You can’t talk about probability without mentioning Las Vegas, and with the football gambling season looming it seems time for a probability-themed post with a gambling lead. As the football season approaches, you may well be placing your futures bets, noting that Alabama is a 9:2 favorite to win the collegiate national championship and that Indianapolis is a 13:2 favorite to win the Super Bowl.

The interesting thing about those futures bets is that when you select, say, Alabama, the sports book gets “everyone else”. Will Alabama defend its title? Possibly, but the football season has so many hurdles (LSU, Auburn, the SEC championship game, the BCS championship game, injuries, Nick Saban leaving mid-season for another job…) that “everyone else” is a pretty good bet. Most seasons, a team that loses one game is eliminated from contention for the national championship, so a team would have to go undefeated in order to win. In a 12-game season, even if a team is 90% likely to win each game, that corresponds to:

9/10 * 9/10 * 9/10…. probability of going undefeated. For 12 games, the calculation would be (9/10)^12 = <30% chance of going undefeated. And that's with a 90% chance of winning each game. Sure, Alabama will be favored against LSU, Auburn, and some of its other SEC opponents, but maybe it only has a 60% chance of winning those big games. That puts the undefeated odds down considerably (even with a returning Heisman winner). How can this help you on the GMAT? As we’ve talked about, the opposite of “Alabama wins the national championship” is “anyone else wins the national championship”, and that setup of complementary events (one and only one of those options will occur) allows you to tackle difficult problems with some insightful ease.
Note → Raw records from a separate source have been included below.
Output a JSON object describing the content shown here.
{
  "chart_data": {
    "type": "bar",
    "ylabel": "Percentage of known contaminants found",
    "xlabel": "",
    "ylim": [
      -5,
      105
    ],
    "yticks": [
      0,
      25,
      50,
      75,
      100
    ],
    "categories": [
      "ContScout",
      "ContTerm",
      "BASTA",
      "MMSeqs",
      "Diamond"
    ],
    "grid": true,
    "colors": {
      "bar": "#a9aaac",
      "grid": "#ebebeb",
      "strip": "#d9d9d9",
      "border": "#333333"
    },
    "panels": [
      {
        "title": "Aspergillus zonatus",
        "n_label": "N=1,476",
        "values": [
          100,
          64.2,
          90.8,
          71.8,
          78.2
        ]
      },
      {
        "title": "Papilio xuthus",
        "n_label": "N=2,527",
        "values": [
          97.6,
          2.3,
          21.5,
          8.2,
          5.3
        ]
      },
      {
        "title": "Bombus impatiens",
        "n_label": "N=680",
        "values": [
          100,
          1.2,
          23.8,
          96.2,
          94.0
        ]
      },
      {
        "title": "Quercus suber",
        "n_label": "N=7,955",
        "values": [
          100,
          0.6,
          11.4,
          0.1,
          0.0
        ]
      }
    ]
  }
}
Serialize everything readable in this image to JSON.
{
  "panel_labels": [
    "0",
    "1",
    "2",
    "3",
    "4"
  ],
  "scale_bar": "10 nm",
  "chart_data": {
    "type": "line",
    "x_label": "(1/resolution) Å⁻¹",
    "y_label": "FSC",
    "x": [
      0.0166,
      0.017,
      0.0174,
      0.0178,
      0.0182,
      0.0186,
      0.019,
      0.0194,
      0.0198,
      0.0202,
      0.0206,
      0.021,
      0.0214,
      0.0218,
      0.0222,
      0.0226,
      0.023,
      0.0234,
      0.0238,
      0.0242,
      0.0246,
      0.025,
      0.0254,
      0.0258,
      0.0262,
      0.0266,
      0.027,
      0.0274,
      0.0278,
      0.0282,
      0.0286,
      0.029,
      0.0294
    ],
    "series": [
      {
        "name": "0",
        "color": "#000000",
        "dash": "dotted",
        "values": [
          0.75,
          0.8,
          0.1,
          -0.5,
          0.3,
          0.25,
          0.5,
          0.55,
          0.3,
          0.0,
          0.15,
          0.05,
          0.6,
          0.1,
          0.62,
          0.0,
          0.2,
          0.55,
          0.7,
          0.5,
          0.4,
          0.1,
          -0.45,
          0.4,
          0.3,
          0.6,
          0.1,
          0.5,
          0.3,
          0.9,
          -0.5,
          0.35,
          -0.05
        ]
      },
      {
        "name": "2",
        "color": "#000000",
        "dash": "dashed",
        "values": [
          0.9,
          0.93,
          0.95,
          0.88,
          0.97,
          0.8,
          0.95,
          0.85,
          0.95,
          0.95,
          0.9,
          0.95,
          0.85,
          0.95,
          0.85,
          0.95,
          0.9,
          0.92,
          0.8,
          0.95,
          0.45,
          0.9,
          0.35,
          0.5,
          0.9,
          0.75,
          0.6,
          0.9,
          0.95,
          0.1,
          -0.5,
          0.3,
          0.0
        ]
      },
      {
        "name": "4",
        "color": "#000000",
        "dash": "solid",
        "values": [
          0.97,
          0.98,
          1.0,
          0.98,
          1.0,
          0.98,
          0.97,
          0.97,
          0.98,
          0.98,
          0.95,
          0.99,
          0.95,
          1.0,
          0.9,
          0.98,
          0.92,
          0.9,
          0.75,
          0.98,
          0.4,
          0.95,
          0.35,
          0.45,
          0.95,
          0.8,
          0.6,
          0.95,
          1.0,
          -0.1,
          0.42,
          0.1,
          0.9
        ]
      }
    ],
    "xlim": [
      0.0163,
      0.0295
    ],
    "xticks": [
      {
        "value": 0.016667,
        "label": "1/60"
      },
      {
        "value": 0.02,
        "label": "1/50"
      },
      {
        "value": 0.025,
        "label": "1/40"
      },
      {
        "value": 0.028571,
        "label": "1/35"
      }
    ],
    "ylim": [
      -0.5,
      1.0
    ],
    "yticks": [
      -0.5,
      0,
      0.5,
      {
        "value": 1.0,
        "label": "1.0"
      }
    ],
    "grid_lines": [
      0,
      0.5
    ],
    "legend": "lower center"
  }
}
Here’s an example of a GMAT problem that might test this subject:

Alabama is undefeated with four games remaining, with two at home and two away. If it has a 75% chance of winning its home games and a 50% chance of winning its away games, what is the probability that Alabama loses at least one of its last four games?

This question could get quite involved, as “at least one” loss has many permutations:

Loses the first and wins the next three (which would correspond to 1/4 * 3/4 * 1/2 * 1/2)

Loses the first and the last and wins the middle two (1/4 * 3/4 * 1/2 * 1/2)

Wins the first three and loses the last (3/4 * 3/4 * 1/2 * 1/2)

Loses all four (1/4 * 1/4 * 1/2 * 1/2)

Etc.

Each of the above corresponds to one sequence via which Alabama would lose at least one game, and you could drive yourself crazy (particularly if you bleed Crimson) thinking of all the possible ways to lose at least one game.

However, you can also look at it this way (through Crimson colored glasses):

If Alabama does NOT lose “at least one game” that means that it wins them all. And it’s easier (and more fun for Bama fans) to calculate the odds of winning them all:

There is only one sequence that works – Win-Win-Win-Win:

3/4 * 3/4 * 1/2 * 1/2 = 9/64 chance that Alabama wins the rest.

Because there’s a 100% chance that “something” happens, and we can divide that 100% into two comprehensive categories: “Alabama goes undefeated” or “Alabama loses at least one game”, then we can take 100% and subtract “undefeated” to get “loses at least one”:

1 – 9/64 = 55/64 probability that Alabama loses at least one of its last four games.

When you see questions that ask for the probability of “at least one” occurrence, the easiest way to calculate them is to calculate the probability of “no” occurrences and then subtract that from 100%. There are several sequences that could give you “at least one” (just the first, just the last, all of them, etc.) but only one that gives you “none” (all nones), so use that strategy to make quick, efficient work of probability questions on the GMAT.

What is your probability of missing at least one question on the math section of the GMAT? Well, it’s 1 – getting-them-all-right, and the odds of your getting them all right just went up after reading this post!